Over the course of three days, I visited 21 more 99-cent stores in Manhattan, including 12 in Harlem and Washington Heights, 4 in Chinatown and 1 in Spanish Harlem. Though this Marco Polo unearthed some delightful surprises at his price point — star anise, cinnamon sticks, capers, pecans, white balsamic vinegar — I fell hardest for Goya’s delicate dulce de leche wafers and their golden, slightly salty caramel filling. I have shown Little Debbie the door; Dulce’s my girl now.
The four friends I served dinner to included two who had shopped for food at 99-cent stores and two who had not. Guests were met with an antipasto tray — pepperoncini, olives, artichoke hearts, crackers, very greasy salami and a hockey puck of Brie that I had softened by baking.
Disparate nibbling yielded several polite, neutral comments. My guests stared off into the mid-distance as if in the throes of Art Appreciation. But the compliments started flying when I served my chilled pear soup — nothing more than a mixture of Goya and Kern’s pear nectars that I served in beautiful Chinese bowls with star anise floating on top. (Mark: “I feel like I’m at a chic restaurant.” Heather: “I’ve cleaned my bowl.”)
Our entree of penne with peas and turkey bacon in a light cream sauce gave way to much conversation about frozen peas.
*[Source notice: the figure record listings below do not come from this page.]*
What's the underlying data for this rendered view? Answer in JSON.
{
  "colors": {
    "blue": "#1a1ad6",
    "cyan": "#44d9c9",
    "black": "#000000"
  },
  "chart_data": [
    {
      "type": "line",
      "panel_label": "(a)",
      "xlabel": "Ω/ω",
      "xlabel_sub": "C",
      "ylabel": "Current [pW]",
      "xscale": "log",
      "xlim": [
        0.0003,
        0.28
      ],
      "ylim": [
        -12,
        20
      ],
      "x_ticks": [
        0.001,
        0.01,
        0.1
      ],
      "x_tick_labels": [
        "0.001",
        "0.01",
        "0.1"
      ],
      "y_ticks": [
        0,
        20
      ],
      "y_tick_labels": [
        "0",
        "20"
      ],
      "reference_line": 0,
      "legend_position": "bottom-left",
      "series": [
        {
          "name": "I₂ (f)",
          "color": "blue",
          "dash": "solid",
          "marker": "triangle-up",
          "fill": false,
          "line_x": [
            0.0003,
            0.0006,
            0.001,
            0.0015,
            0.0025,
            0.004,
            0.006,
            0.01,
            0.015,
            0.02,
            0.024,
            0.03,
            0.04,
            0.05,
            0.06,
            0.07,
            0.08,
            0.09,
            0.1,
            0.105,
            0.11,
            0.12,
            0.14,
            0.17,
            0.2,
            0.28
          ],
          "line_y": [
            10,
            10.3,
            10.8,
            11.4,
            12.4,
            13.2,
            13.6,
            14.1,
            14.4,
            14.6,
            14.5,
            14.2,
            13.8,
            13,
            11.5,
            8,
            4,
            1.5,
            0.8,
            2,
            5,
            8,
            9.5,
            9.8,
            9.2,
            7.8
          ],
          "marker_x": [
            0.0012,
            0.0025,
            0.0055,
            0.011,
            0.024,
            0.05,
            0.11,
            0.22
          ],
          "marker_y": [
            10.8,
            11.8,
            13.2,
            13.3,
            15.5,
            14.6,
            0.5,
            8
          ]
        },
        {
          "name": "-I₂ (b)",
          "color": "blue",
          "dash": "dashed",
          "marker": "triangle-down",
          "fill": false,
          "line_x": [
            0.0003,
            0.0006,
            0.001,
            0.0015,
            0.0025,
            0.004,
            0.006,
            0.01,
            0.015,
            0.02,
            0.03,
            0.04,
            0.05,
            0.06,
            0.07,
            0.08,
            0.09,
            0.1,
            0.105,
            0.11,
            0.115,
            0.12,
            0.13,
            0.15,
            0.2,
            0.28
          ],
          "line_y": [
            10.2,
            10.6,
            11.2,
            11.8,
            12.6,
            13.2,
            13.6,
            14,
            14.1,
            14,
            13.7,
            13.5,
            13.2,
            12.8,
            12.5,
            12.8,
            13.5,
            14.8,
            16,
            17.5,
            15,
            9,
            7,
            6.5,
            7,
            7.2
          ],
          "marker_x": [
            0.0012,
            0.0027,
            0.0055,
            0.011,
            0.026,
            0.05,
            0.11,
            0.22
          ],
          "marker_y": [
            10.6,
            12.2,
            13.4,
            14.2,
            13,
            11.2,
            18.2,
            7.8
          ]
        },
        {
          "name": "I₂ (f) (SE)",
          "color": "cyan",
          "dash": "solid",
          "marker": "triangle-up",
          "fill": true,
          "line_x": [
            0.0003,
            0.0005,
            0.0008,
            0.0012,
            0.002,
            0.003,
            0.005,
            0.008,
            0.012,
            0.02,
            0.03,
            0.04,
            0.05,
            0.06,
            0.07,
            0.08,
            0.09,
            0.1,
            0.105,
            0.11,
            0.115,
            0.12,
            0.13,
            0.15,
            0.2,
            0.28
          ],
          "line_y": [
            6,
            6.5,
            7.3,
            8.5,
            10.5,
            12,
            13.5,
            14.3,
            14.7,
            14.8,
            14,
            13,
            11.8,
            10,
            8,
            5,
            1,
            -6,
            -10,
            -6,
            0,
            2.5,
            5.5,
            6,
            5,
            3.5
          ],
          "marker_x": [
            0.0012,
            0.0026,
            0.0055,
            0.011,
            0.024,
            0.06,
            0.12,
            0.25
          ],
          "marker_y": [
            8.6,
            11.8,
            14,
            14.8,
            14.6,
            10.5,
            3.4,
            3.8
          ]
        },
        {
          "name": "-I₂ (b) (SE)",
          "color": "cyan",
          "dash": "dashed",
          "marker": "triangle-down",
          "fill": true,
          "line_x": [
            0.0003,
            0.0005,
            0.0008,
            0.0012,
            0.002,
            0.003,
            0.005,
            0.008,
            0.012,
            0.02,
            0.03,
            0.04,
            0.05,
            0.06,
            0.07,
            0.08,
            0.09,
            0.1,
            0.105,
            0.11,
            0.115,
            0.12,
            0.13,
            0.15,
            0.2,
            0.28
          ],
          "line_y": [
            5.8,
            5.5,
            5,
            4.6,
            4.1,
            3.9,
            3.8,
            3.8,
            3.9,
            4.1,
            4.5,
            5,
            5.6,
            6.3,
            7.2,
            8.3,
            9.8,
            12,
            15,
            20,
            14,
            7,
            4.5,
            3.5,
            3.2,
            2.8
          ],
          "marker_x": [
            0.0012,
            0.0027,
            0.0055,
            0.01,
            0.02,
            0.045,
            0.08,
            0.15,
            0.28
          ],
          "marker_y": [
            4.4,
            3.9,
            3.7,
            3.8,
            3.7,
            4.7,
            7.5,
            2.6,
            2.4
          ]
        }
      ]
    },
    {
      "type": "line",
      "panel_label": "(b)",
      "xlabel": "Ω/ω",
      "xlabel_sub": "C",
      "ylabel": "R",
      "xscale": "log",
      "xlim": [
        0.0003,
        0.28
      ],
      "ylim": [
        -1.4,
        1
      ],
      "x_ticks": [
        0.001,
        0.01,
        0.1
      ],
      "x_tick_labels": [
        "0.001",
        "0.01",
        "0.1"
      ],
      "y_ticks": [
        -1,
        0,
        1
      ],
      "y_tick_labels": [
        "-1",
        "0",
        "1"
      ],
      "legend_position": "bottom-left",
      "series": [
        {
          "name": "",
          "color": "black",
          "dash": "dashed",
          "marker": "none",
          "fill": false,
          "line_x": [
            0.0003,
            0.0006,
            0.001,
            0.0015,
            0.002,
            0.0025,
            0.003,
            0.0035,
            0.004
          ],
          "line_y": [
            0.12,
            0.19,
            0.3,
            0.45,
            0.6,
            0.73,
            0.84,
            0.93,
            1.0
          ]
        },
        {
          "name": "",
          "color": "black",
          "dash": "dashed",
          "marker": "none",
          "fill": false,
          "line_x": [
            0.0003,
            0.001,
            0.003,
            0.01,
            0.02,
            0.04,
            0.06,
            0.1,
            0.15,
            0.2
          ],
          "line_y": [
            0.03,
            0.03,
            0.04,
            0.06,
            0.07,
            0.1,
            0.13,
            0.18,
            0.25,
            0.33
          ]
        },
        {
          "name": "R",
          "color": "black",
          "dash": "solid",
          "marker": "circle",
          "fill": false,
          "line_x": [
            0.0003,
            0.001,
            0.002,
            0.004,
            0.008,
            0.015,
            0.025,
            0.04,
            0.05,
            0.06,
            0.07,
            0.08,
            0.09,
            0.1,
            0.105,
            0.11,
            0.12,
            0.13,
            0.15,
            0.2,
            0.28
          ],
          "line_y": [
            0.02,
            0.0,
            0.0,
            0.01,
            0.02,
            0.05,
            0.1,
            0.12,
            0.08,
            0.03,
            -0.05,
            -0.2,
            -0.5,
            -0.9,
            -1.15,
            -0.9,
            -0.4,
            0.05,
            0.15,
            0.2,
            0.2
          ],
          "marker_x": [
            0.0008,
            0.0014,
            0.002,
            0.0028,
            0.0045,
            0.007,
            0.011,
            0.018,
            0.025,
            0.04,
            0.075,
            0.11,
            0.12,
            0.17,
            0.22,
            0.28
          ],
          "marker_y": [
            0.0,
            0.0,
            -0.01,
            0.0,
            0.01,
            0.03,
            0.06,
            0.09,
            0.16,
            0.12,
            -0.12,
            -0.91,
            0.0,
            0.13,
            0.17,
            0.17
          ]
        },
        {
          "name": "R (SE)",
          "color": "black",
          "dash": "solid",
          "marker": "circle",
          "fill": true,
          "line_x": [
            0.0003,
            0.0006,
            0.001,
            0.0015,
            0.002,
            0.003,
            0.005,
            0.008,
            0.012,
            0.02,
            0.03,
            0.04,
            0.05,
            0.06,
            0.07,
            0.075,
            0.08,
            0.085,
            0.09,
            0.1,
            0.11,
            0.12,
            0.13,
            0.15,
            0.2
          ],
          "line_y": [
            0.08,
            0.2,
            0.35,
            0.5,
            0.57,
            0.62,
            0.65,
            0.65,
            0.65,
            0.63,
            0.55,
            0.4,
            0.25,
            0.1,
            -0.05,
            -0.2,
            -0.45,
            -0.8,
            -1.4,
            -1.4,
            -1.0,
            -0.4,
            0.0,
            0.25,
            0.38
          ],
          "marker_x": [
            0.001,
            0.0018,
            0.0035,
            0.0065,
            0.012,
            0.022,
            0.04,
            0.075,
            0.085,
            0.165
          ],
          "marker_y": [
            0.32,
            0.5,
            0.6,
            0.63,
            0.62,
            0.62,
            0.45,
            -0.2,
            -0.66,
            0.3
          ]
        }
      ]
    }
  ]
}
I explained that food luminaries like Marcella Hazan and the Silver Palate women approve of them. Heather told us how she had used bags of frozen peas to help soothe her mother after her hip replacement surgery.
The flourless pecan torte that I served for dessert met with approval, but nothing like the semiriotous adulation inspired by my subsequent offering of a 3.5-oz. Toblerone bar. (Scott: “Wow!” Heather: “Nice!” Greg: “Airport candy!”)
What has been my experiment’s legacy?
I will continue to serve my “pear soup.” I will continue to worship at the altar of Goya’s dulce de leche wafers. I will continue to make my pea soup using frozen peas, particularly as the recipe I devised is so wonderfully easy. (Slice and sauté an onion. Add 3 cups chicken stock, a 1-pound bag of frozen peas, 1/3 cup oats, 1/8 teaspoon cardamom, some salt and pepper. Bring to boil. Purée in blender.)
But more important, I will continue to look for incredible value. As I’m sure the folks at Jack’s know, bargain-hunting can be addictive.
Consider the Web site for the national chain 99¢ Only Store, which proudly displays an Andreas Gursky photograph of endless rows of candy and canned goods called “99 Cents,” taken at a franchise in Hollywood. The Web site informs us, “This photograph recently sold for over $1,999,999!”
One man’s penny is another man’s dollar.